Trends in Demand for New Physicians, 2002-2008
The Center conducts an annual survey of all physicians completing residency training or fellowship programs in New York. Based on analysis of these data, the Center’s report profiles trends in demand for new physicians in 35 specialties from 2002-2008. The study found that the overall marketplace appears good for new physicians, but there exist important differences in the relative demand for each specialty. Specialties experiencing the strongest demand were dermatology, urology, gastroenterology, otolaryngology, neurology, adult psychiatry, and orthopedics, while the specialties experiencing the weakest demand were plastic surgery, allergy and immunology, rheumatology, nephrology, thoracic surgery, pathology, and physical medicine and rehabilitation. View the report on the Center’s Web site: https://chwsny.org/archive/uploads/2012/07/extrends2009.pdf.
Preliminary Findings from the Registered Nurse (RN) Re-registration Survey
Beginning in January of 2008, the Center launched a re-registration survey for all licensed RNs in the state. Data from this survey will be used to monitor the nursing workforce in New York with the expectation that timely data on the supply and distribution of RNs can inform programs and policies designed to increase the number of active RNs. The Center analyzed the first year of survey data, which represents 12% of all licensed RNs in New York, and prepared a research brief on their basic characteristics.
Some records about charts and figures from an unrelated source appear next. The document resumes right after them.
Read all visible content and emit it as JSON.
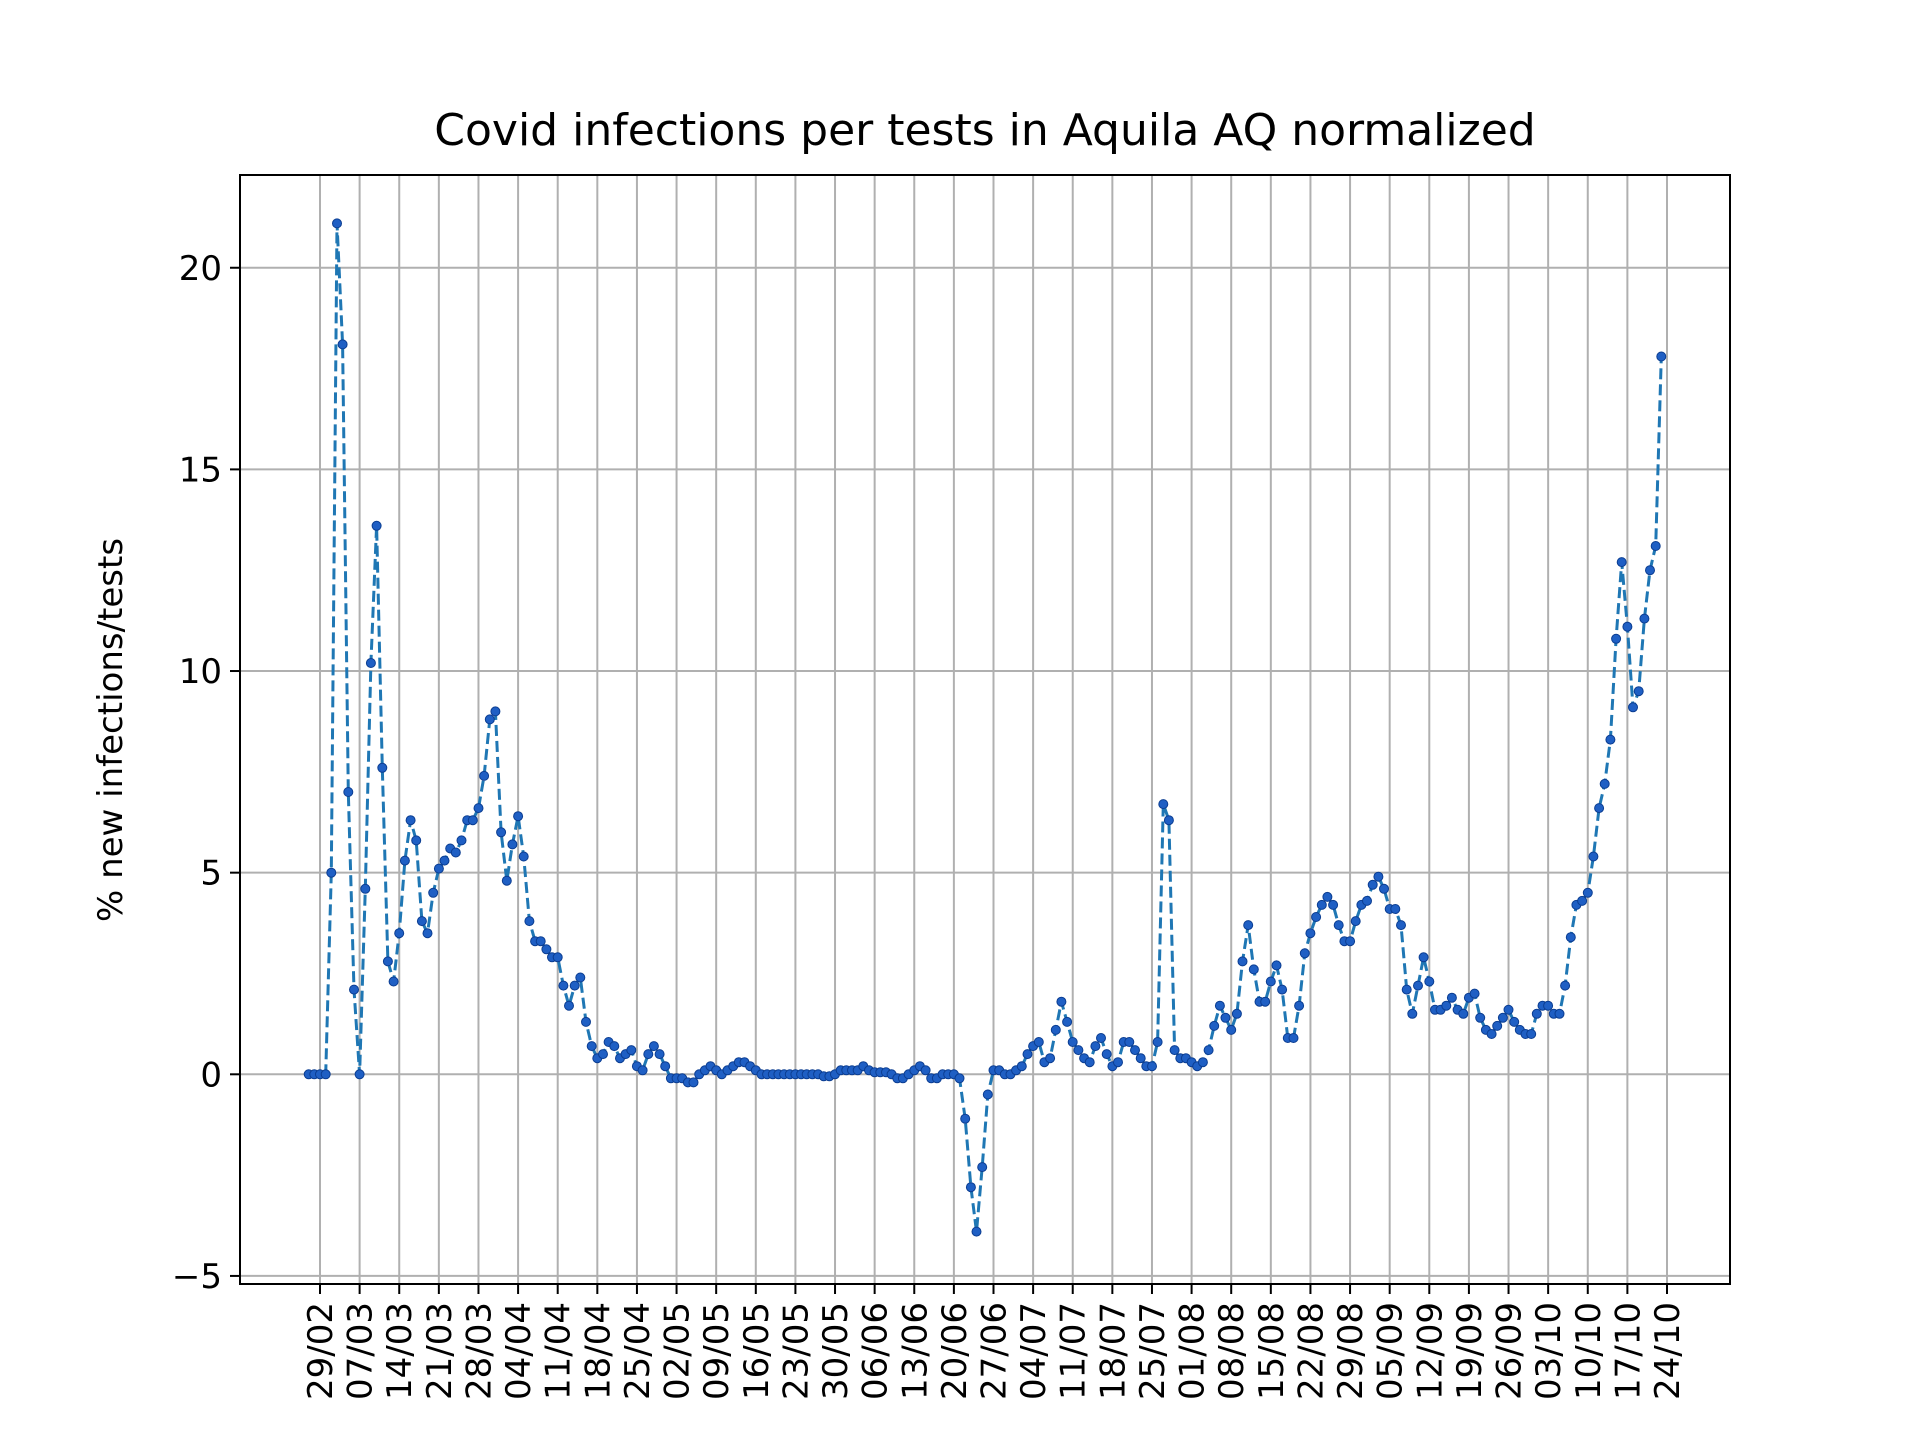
{
  "chart_data": {
    "type": "line",
    "title": "Covid infections per tests in Aquila AQ normalized",
    "xlabel": "",
    "ylabel": "% new infections/tests",
    "ylim": [
      -5.2,
      22.3
    ],
    "yticks": [
      -5,
      0,
      5,
      10,
      15,
      20
    ],
    "xtick_labels": [
      "29/02",
      "07/03",
      "14/03",
      "21/03",
      "28/03",
      "04/04",
      "11/04",
      "18/04",
      "25/04",
      "02/05",
      "09/05",
      "16/05",
      "23/05",
      "30/05",
      "06/06",
      "13/06",
      "20/06",
      "27/06",
      "04/07",
      "11/07",
      "18/07",
      "25/07",
      "01/08",
      "08/08",
      "15/08",
      "22/08",
      "29/08",
      "05/09",
      "12/09",
      "19/09",
      "26/09",
      "03/10",
      "10/10",
      "17/10",
      "24/10"
    ],
    "grid": true,
    "series": [
      {
        "color": "#1f77b4",
        "line_style": "dashed",
        "marker": "dot",
        "x_start_date": "2020-02-27",
        "values": [
          0,
          0,
          0,
          0,
          5,
          21.1,
          18.1,
          7,
          2.1,
          0,
          4.6,
          10.2,
          13.6,
          7.6,
          2.8,
          2.3,
          3.5,
          5.3,
          6.3,
          5.8,
          3.8,
          3.5,
          4.5,
          5.1,
          5.3,
          5.6,
          5.5,
          5.8,
          6.3,
          6.3,
          6.6,
          7.4,
          8.8,
          9,
          6,
          4.8,
          5.7,
          6.4,
          5.4,
          3.8,
          3.3,
          3.3,
          3.1,
          2.9,
          2.9,
          2.2,
          1.7,
          2.2,
          2.4,
          1.3,
          0.7,
          0.4,
          0.5,
          0.8,
          0.7,
          0.4,
          0.5,
          0.6,
          0.2,
          0.1,
          0.5,
          0.7,
          0.5,
          0.2,
          -0.1,
          -0.1,
          -0.1,
          -0.2,
          -0.2,
          0,
          0.1,
          0.2,
          0.1,
          0,
          0.1,
          0.2,
          0.3,
          0.3,
          0.2,
          0.1,
          0,
          0,
          0,
          0,
          0,
          0,
          0,
          0,
          0,
          0,
          0,
          -0.05,
          -0.05,
          0,
          0.1,
          0.1,
          0.1,
          0.1,
          0.2,
          0.1,
          0.05,
          0.05,
          0.05,
          0,
          -0.1,
          -0.1,
          0,
          0.1,
          0.2,
          0.1,
          -0.1,
          -0.1,
          0,
          0,
          0,
          -0.1,
          -1.1,
          -2.8,
          -3.9,
          -2.3,
          -0.5,
          0.1,
          0.1,
          0,
          0,
          0.1,
          0.2,
          0.5,
          0.7,
          0.8,
          0.3,
          0.4,
          1.1,
          1.8,
          1.3,
          0.8,
          0.6,
          0.4,
          0.3,
          0.7,
          0.9,
          0.5,
          0.2,
          0.3,
          0.8,
          0.8,
          0.6,
          0.4,
          0.2,
          0.2,
          0.8,
          6.7,
          6.3,
          0.6,
          0.4,
          0.4,
          0.3,
          0.2,
          0.3,
          0.6,
          1.2,
          1.7,
          1.4,
          1.1,
          1.5,
          2.8,
          3.7,
          2.6,
          1.8,
          1.8,
          2.3,
          2.7,
          2.1,
          0.9,
          0.9,
          1.7,
          3,
          3.5,
          3.9,
          4.2,
          4.4,
          4.2,
          3.7,
          3.3,
          3.3,
          3.8,
          4.2,
          4.3,
          4.7,
          4.9,
          4.6,
          4.1,
          4.1,
          3.7,
          2.1,
          1.5,
          2.2,
          2.9,
          2.3,
          1.6,
          1.6,
          1.7,
          1.9,
          1.6,
          1.5,
          1.9,
          2,
          1.4,
          1.1,
          1,
          1.2,
          1.4,
          1.6,
          1.3,
          1.1,
          1,
          1,
          1.5,
          1.7,
          1.7,
          1.5,
          1.5,
          2.2,
          3.4,
          4.2,
          4.3,
          4.5,
          5.4,
          6.6,
          7.2,
          8.3,
          10.8,
          12.7,
          11.1,
          9.1,
          9.5,
          11.3,
          12.5,
          13.1,
          17.8
        ]
      }
    ]
  }
}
This research brief can be downloaded here.
Works in Progress…
Study of Health Information Technology Adoption in New York
The Center, a member of the Health Information Technology Evaluation Collaborative, is conducting a study to assess the health information technology (HIT) adoption rates for all of New York’s hospitals and a sample of the state’s physicians working in ambulatory settings. The surveys are modeled after ones used in a national study of HIT adoption to allow for comparisons between New York and other states. The hospital survey is currently in the field and the Center is collaborating with the Greater New York Hospital Association and the Healthcare Association of New York to promote the survey to their members and to conduct aggressive outreach in order to assure a high response rate.
Workforce Study of Certified Diabetes Educators in New York
The Center, with support from the New York State Health Foundation, is conducting a market assessment of certified diabetes educators (CDEs) in the state. The study examines the supply, distribution, and demographic and practice characteristics of CDEs as well as demand for their services. The study also assesses career pathways for CDEs and the adequacy of the educational pipeline for CDEs. A census survey of all CDEs in the state is being conducted in order to develop a comprehensive profile of the profession. A sample survey of CDE employers will also be conducted in order to identify supply/demand gaps, to better understand variations in demand by region and by practice setting and to identify models of service delivery using CDEs.
Gaetano Forte, director of information management at the Center, gave a presentation, In-State Retention of New York Medical Residents and Fellows in 2008 at the 2009 Annual AAMC Physician Workforce Research Conference held April 29–May 1 in Washington, D.C.
Jean Moore, director of the Center, attended the International Health Economics Association 7th World Congress, which was held this month in Beijing, China. She presented a paper, An Analysis of Racial/Ethnic Pay Disparities Among Registered Nurses in New York City Hospitals, that was based on data from a survey of RNs working in New York hospitals conducted by the Center in 2006.